Artificial intelligence (AI) in the workplace has long been a sensitive topic. Many people see it as robots taking over their jobs, while some firms remain sceptical about the technology due to the costs.
While COVID-19 saw global lockdowns introduced and work patterns change amid a shift to remote work, firms closed as revenues dropped and wreaked havoc on the travel and hospitality industries.
In the face of adversity, it forced business leaders to make “smart investments” on the spot to prevent their businesses from collapsing, which saw them “roll-out digital technologies” to keep the workflow going, while keeping their customers satisfied.
However, as the coronavirus crisis saw many people lose their jobs, or put on furlough it has brought about a change in attitude towards AI in UK business leaders, according to a study by Fountech.ai, published exclusively by Yahoo Finance.

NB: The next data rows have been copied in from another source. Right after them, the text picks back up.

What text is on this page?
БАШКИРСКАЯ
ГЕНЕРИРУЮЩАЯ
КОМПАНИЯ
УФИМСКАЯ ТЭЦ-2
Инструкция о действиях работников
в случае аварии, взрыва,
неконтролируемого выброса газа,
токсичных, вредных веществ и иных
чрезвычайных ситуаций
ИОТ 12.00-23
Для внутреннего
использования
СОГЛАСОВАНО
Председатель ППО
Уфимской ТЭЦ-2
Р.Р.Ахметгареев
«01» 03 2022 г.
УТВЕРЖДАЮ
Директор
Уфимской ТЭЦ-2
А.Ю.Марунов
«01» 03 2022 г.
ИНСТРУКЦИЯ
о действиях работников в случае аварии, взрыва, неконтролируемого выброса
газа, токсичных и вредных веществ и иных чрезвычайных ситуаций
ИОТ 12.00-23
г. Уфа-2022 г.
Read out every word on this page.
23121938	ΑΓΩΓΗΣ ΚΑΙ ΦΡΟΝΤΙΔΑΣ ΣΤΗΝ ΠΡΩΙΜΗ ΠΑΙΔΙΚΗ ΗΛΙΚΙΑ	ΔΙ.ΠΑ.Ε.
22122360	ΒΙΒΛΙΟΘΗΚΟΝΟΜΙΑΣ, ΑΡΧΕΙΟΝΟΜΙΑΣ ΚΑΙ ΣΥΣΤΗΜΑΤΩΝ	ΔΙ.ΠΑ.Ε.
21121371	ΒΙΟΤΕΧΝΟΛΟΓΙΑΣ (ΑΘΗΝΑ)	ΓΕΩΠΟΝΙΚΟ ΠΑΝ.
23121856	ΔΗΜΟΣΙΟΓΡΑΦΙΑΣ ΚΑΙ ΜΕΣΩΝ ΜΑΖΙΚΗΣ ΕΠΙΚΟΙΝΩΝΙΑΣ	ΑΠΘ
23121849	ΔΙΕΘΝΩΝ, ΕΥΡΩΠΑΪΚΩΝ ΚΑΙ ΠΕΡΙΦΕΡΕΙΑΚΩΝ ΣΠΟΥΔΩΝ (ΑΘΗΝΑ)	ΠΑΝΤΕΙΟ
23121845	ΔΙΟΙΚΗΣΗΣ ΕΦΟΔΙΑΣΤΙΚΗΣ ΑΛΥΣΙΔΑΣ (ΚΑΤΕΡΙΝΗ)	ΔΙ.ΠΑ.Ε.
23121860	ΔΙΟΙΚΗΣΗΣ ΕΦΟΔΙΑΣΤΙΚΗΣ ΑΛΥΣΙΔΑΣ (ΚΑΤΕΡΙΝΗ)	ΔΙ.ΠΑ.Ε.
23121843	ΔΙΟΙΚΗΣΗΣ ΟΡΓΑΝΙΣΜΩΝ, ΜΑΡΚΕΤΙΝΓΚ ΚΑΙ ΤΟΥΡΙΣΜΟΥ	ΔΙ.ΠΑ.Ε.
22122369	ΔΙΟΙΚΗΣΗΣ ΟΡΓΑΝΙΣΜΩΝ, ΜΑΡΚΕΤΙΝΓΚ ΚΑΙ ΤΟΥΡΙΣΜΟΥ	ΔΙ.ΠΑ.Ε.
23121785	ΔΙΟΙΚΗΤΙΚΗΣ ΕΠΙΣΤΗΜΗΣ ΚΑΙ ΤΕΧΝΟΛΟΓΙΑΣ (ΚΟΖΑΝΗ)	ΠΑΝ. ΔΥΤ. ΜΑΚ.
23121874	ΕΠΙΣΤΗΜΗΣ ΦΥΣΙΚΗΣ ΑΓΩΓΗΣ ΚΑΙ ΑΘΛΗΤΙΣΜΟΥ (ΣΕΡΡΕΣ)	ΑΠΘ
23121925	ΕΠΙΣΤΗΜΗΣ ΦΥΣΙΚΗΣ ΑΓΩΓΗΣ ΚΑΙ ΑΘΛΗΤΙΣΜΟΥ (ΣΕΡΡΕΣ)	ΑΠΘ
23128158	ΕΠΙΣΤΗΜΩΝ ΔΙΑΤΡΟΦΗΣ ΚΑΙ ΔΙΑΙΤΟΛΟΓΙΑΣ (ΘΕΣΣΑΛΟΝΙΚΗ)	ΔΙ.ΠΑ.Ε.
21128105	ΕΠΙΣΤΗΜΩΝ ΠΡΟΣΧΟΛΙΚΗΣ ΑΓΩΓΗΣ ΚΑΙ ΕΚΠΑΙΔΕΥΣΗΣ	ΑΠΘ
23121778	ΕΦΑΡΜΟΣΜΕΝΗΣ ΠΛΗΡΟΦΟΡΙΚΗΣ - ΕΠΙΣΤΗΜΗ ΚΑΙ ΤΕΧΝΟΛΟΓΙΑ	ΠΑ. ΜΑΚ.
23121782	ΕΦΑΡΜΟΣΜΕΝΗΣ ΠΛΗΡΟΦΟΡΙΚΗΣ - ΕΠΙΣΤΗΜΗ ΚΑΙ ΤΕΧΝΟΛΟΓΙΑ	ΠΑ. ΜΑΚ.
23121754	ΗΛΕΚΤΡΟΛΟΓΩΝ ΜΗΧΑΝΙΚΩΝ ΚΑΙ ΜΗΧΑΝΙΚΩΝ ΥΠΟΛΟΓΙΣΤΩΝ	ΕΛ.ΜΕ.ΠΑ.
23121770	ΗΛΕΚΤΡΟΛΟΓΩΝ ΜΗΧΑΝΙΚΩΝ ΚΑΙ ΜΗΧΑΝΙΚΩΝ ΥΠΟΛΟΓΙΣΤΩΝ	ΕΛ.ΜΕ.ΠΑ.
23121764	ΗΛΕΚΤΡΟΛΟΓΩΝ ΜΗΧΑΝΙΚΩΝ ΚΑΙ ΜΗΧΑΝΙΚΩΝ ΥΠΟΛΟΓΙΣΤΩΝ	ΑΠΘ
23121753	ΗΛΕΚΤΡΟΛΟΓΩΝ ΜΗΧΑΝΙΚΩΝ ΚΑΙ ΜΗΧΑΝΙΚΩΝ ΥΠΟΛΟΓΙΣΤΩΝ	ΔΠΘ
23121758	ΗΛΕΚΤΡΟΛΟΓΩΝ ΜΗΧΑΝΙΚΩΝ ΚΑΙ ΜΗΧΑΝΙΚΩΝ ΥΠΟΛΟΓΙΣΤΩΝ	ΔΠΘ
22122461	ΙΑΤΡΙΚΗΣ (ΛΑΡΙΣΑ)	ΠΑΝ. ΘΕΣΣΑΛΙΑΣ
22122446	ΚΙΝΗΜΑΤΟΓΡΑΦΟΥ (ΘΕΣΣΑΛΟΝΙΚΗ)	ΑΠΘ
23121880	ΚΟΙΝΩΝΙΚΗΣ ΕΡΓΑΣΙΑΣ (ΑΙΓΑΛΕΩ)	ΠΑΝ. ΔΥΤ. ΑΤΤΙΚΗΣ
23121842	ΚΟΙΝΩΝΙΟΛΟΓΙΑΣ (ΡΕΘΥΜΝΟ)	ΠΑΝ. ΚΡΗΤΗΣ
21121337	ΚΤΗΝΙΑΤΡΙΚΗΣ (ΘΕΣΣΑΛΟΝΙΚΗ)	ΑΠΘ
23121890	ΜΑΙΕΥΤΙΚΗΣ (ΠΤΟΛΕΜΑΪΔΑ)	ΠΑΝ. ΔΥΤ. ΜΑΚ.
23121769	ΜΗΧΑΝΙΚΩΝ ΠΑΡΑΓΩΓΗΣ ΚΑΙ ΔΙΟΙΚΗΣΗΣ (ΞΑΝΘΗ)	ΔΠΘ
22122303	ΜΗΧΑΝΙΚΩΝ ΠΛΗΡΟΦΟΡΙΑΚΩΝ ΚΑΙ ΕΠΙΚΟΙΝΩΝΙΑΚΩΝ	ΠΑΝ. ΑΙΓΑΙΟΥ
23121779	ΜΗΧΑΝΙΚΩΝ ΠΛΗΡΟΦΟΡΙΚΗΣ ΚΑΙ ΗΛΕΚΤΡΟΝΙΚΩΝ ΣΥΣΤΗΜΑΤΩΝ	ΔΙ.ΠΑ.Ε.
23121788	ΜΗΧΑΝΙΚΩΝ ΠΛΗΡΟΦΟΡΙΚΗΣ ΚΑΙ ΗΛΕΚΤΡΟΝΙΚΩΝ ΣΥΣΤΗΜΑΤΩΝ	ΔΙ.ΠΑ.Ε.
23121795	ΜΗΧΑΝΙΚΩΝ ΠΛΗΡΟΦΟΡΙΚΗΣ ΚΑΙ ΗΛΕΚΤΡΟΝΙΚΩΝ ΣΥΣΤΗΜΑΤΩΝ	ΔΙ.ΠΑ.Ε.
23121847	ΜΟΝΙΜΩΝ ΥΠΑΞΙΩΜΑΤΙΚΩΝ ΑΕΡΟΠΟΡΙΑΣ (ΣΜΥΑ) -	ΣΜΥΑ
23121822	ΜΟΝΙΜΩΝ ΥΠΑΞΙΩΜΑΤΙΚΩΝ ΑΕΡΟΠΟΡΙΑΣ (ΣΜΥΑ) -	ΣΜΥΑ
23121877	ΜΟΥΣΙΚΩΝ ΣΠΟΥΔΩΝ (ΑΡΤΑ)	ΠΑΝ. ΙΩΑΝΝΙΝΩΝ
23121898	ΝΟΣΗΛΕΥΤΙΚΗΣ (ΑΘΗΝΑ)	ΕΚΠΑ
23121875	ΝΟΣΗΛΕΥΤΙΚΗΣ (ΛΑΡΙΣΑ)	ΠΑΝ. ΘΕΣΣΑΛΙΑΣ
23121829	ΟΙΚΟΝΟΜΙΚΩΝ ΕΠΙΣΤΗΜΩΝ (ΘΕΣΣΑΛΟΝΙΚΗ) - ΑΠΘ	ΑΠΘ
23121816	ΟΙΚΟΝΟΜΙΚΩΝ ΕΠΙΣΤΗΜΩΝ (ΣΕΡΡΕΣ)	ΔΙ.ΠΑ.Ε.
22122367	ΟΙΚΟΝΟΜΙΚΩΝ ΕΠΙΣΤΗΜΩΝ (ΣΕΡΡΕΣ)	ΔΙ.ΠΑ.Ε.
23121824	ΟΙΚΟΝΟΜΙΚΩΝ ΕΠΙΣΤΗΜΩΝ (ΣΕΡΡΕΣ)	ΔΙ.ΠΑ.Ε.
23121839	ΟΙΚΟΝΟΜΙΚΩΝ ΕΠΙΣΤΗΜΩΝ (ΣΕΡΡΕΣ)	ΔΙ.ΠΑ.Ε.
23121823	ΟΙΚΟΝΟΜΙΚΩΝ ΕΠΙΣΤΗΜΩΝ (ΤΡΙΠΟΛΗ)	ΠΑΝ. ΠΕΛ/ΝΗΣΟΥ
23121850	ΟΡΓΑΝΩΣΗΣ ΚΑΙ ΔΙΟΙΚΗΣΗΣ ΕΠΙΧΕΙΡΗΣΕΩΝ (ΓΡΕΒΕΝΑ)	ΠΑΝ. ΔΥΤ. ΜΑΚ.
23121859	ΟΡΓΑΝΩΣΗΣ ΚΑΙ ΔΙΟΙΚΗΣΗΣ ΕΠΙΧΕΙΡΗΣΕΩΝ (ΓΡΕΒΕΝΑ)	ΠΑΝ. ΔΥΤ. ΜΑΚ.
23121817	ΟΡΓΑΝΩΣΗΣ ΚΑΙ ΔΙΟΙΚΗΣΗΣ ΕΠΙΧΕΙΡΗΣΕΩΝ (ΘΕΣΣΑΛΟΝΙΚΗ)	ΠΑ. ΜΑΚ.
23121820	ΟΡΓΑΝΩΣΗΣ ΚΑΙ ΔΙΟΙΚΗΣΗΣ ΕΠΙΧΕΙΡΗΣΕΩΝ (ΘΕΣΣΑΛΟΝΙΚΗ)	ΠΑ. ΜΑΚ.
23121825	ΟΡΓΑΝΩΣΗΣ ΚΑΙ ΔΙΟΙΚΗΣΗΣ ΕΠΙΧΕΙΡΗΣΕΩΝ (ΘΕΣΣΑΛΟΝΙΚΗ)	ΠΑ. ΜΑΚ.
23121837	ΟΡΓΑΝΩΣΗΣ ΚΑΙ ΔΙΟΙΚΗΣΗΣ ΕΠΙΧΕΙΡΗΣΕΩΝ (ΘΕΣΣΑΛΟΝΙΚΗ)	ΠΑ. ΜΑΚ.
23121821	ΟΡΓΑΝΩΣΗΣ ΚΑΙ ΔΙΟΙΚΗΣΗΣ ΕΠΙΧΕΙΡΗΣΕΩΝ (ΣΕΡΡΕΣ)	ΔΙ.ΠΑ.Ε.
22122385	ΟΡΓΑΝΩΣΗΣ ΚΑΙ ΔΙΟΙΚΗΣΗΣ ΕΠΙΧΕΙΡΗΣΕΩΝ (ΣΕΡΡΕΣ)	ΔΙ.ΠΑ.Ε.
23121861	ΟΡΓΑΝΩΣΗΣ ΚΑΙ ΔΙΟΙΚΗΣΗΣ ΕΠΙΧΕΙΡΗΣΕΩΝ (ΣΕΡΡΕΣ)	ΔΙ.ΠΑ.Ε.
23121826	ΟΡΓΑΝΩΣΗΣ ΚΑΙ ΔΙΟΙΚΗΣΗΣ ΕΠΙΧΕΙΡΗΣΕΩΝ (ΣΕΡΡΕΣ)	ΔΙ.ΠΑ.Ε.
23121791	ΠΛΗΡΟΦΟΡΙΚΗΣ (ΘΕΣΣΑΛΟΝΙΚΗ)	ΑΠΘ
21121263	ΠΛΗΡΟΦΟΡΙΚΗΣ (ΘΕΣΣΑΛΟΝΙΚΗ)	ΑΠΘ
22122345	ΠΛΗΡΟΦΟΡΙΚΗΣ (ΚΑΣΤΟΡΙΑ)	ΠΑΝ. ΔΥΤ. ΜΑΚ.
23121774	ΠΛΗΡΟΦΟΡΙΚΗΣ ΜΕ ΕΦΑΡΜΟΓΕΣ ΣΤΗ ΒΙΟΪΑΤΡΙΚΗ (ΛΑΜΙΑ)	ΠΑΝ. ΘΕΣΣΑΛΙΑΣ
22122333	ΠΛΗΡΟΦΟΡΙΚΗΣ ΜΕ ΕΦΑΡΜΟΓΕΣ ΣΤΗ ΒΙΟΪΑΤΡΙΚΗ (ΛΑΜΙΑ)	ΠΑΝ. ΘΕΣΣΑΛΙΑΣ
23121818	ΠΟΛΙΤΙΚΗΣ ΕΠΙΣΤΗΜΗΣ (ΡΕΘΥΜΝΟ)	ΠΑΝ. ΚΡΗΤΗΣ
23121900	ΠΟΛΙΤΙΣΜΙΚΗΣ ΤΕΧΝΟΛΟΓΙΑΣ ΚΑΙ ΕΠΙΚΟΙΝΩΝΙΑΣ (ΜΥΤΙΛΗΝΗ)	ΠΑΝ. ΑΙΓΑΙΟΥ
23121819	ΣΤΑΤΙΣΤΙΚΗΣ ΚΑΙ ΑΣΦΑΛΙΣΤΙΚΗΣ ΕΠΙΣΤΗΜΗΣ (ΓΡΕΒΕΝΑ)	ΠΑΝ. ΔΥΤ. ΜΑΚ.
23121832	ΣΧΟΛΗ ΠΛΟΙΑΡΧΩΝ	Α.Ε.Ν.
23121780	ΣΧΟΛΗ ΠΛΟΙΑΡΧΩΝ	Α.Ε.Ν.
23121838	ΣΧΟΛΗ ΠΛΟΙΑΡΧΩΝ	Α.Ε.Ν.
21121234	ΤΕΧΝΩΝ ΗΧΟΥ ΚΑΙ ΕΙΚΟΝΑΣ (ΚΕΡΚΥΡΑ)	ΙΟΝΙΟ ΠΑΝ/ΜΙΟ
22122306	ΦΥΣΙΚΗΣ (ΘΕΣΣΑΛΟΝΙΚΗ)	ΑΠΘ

Of the 430 respondents, 55% of UK companies have started exploring how AI could improve their product or service. The figure is highest among small and medium-sized enterprises, at 61% and 66% respectively.
The research also found that, 45% of businesses would implement AI technologies in the next 12 months.
Founder of Fountech.ai, Nikolas Kairinos, said: “Businesses’ curiosity about the potential of AI has grown notably over recent years. This has no doubt been compounded by the COVID-19 pandemic: survival has emerged as the number one reason to invest in emerging technologies.”
READ MORE: COVID-19 rules could see 290,000 UK job losses and cost the economy £7bn
Recently, a rise in coronavirus cases has prompted the government to advise Brits to work from home if they can, as was customary during the height of the pandemic in April, May and June.
Kairinos said that the shift towards remote working has forced enterprises around the world to “re-examine their existing processes and find new ways of maintaining productivity in a virtual setting.”
“Companies are investing more aggressively in powerful cloud-computing technologies and sophisticated AI solutions as they continue to migrate their work and communications online,” he said.
“AI underpins many of the key digital solutions that enable firms to continue delivering services, maintaining customer trust and keeping a remote workforce connected.
“And ultimately, companies are looking for ways AI can save them money – to that end, the pandemic has accelerated the need for AI, and has also made businesses more receptive to solutions able to automate complex, time-consuming tasks,” he added.
The study also shows that only 16% of UK company leaders are aware of AI being used within their organisation at present. Alongside this, 53% admitted they have a very limited understanding of AI and how it can be used — 15% of businesses are confident that they have the skills needed internally to implement or take advantage of AI.
READ MORE: Rishi Sunak admits unemployment will rise despite ‘radical’ job support scheme
Interestingly, 57% of UK firms with 1 to 9 employees (micro businesses), believe that AI is over-hyped and would not deliver much value to their business, while just 26% of companies with more than 250 employees, hold the same view.
Last week, the secretary for Business Alok Sharma, announced his support on Twitter after the UK and US signed an AI research and development (R&D) agreement.
The R&D agreement is meant to promote collaboration between the countries on AI development as well as recommending priorities for AI planning and programming, such as student and researcher collaboration — “to empower and enable current and future generations of workers.”